Comment l’antisémitisme au parti travailliste a modifié les attitudes au sein de la communauté juive britannique

 

Par Manfred Gerstenfeld

 

Avec près de 60% de suffrages, Jeremy Corbyn a été élu Président du parti travailliste en septembre 2015[1]. Depuis lors, les expressions rapportées d’antisémitisme parmi un certain nombre de représentants élus du parti ont énormément modifié les attitudes publiques de nombreux Juifs Britanniques et de leurs dirigeants.

Corbyn est un sympahisant d’extrême-gauche des organisations terroristes génocidaires et antisémites du Hamas et du Hezbollah. Beaucoup au parti travailliste, le considèrent comme largement responsable de la défaite retentissante du parti, aux élections du 12 décembre. Corbyn a annoncé qu’il démissionnerait du poste de dirigeant du parti, dans un avenir proche. C’est une excellente occasion d’évaluer les changements d’attitude de la communauté juive britannique, au cours des quatre années passées. Traditionnellement, les dirigeants communautaires juifs préservaient un profil public plutôt bas. Sur les questions d’intérêt communautaire, les dirigeants approchaient directement les autorités afin d’obtenir leur appui.

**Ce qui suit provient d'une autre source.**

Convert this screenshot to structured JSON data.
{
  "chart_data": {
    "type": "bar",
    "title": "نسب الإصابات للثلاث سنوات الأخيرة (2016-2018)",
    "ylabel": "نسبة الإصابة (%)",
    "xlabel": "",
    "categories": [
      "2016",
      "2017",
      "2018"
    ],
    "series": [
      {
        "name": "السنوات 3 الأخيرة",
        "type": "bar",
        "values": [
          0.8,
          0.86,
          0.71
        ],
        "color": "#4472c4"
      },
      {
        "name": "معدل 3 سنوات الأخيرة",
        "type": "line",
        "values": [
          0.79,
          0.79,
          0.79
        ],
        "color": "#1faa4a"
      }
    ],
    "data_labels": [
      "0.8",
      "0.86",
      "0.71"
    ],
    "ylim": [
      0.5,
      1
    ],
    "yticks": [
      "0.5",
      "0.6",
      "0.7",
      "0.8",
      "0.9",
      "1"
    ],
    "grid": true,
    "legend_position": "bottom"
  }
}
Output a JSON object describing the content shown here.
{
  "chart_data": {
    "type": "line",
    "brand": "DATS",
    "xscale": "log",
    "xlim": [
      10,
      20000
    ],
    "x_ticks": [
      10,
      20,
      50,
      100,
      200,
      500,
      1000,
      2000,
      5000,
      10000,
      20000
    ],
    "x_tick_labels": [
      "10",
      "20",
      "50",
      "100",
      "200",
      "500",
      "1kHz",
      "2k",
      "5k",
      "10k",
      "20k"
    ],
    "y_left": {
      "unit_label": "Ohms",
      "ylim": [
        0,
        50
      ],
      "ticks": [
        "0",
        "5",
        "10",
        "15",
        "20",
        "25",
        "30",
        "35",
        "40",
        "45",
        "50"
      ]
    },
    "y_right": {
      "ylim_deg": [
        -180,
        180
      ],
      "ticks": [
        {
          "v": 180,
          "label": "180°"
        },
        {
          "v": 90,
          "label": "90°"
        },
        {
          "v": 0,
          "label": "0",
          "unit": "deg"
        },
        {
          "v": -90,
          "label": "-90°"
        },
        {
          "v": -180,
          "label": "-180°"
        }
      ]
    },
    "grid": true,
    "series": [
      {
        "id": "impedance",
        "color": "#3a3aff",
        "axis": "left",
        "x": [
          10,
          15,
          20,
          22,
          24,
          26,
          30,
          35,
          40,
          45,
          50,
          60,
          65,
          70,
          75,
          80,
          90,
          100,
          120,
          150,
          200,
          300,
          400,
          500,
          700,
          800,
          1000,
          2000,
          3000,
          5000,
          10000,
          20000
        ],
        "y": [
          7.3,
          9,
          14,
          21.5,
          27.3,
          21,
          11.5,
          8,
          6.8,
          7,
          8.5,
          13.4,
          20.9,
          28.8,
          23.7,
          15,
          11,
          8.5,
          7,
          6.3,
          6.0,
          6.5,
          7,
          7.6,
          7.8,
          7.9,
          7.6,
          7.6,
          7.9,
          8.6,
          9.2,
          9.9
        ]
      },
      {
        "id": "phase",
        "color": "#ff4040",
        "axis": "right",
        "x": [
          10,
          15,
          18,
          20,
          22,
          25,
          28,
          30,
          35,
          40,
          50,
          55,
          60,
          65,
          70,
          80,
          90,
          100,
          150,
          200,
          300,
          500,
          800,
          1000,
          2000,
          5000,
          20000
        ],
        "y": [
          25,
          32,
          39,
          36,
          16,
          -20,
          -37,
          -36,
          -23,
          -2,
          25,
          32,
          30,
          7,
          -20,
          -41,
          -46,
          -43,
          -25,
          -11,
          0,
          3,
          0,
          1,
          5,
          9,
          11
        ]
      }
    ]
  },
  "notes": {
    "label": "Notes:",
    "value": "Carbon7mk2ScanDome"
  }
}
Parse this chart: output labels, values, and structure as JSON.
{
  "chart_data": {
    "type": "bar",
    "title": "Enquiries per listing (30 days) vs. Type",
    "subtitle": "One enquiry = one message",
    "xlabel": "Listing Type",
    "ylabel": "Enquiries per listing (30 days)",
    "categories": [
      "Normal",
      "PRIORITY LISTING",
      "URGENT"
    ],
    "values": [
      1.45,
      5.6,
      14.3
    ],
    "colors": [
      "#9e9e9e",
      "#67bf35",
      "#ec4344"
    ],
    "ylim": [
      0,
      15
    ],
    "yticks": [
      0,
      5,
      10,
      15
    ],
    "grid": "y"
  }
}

Members of the Jewish community hold a protest against Britain’s opposition Labour party leader Jeremy Corbyn and anti-semitism in the Labour party, outside the British Houses of Parliament in central London on March 26, 2018. (Photo by Tolga AKMEN / AFP)

Selon d’anciens responsables du parti travailliste, qui ont traité les plaintes déposées pour dans le parti, l’antisémitisme a rarement constitué un sujet avant l’avènement de Corbyn au poste de leader[2]. Pourtant, des recherches ultérieures démontrent qu’on a relevé des remarques d’antisémitisme extrême sous le règne du prédécesseur de Corbyn, Ed Milibrand. Ceux-ci provenaient principalement de responsables musulmans[3].

Les premières plaintes pour antisémitisme travailliste après l’élection de Corbyn concernaient un petit regroupement au début de 2016 -le Club Travailliste de l’Université d’Oxford (OULC)[4] [5]. Il n’y a que les principales conclusions de cette enquête, par une paire non-juive du parti travailliste, la Baronne Royall, qui ont été publiées[6] [7] [8]. La totalité du rapport, d’abord dissimulé, a fait l’objet de fuites quelques mois plus tard, sans doute à l’initiative de la Baronne Royall[9].

Des informations supplémentaires sur l’antisémitisme au parti travailliste ont progressivement fait surface. Là-dessus, Corbyn a chargé l’experte non-Juive des droits de l’homme, Shami Chakrabarti, d’enquêter sur ce phénomène[10]. Son rapport, publié le 30 juin 2016, était rédigé de façon très médiocre. Elle a surtout fait la démonstration de sa totale ignorance de la nature de l’antisémitisme[11]. Peu de temps après, sur recommandation spéciale de Corbyn, celle-ci est devenue la Baronne Chakrabarti[12]. La date à laquelle cet anoblissement immérité lui a été promis, est demeurée floue.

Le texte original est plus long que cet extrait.